Unicode character categories
Shaping models are typically specified with respect to how
scripts are defined in the Unicode standard.
Every codepoint in the Unicode Character Database (UCD) is
assigned a Unicode General Category (UGC),
which provides the most fundamental information about the
codepoint: whether the codepoint represents a
Letter, a Mark, a
Number, Punctuation, a
Symbol, a Separator,
or something else (Other).
These UGC properties are "Major" categories. Each codepoint is
further assigned to a "minor" category within its Major
category, such as "Letter, uppercase" (Lu
) or
"Letter, modifier" (Lm
).
Shaping models are concerned primarily with Letter and Mark
codepoints. The minor categories of Mark codepoints are
particularly important for shaping.

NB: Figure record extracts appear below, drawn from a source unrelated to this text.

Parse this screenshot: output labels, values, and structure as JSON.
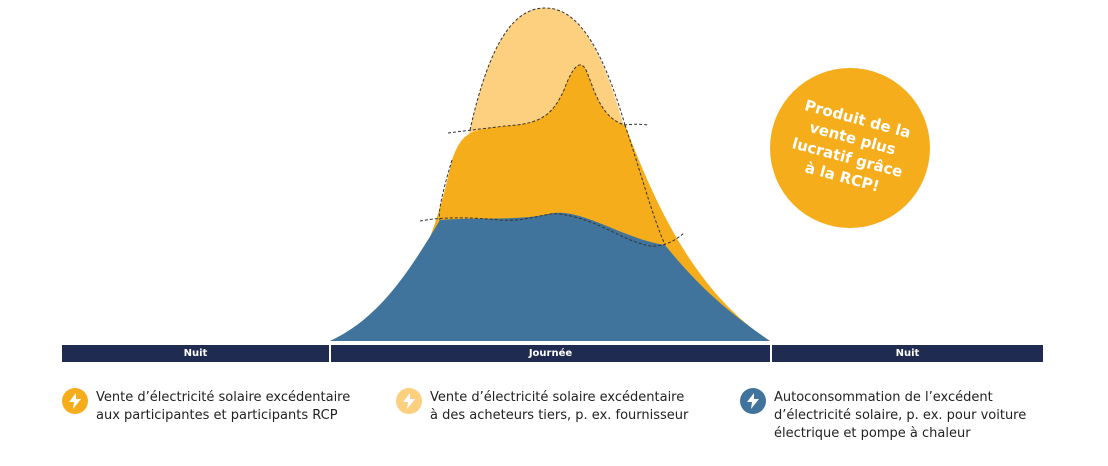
{
  "timeline": {
    "segments": [
      "Nuit",
      "Journée",
      "Nuit"
    ],
    "color": "#1f2b50"
  },
  "badge": {
    "text": "Produit de la\nvente plus\nlucratif grâce\nà la RCP!",
    "color": "#f5ad1b"
  },
  "areas": {
    "third_party_sale_color": "#fcd07e",
    "rcp_sale_color": "#f5ad1b",
    "self_consumption_color": "#41749c"
  },
  "legend": [
    {
      "icon": "lightning-icon",
      "color": "#f5ad1b",
      "text": "Vente d’électricité solaire excédentaire\naux participantes et participants RCP"
    },
    {
      "icon": "lightning-icon",
      "color": "#fcd07e",
      "text": "Vente d’électricité solaire excédentaire\nà des acheteurs tiers, p. ex. fournisseur"
    },
    {
      "icon": "lightning-icon",
      "color": "#41749c",
      "text": "Autoconsommation de l’excédent\nd’électricité solaire, p. ex. pour voiture\nélectrique et pompe à chaleur"
    }
  ]
}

Marks can be nonspacing
(Mn
), spacing combining
(Mc
), or enclosing (Me
).
In addition to the UGC property, codepoints in the Indic and
Southeast Asian scripts are also assigned
Unicode Indic Syllabic Category (UISC) and
Unicode Indic Positional Category (UIPC)
properties that provide more detailed information needed for
shaping.
The UISC property sub-categorizes Letters and Marks according to
common script-shaping behaviors. For example, UISC distinguishes
between consonant letters, vowel letters, and vowel marks. The
UIPC property sub-categorizes Mark codepoints by the relative visual
position that they occupy (above, below, right, left, or in
multiple positions).
Some complex scripts require that the text run be split into
syllables. What constitutes a valid syllable in these
scripts is specified in regular expressions, formed from the
Letter and Mark codepoints, that take the UISC and UIPC
properties into account.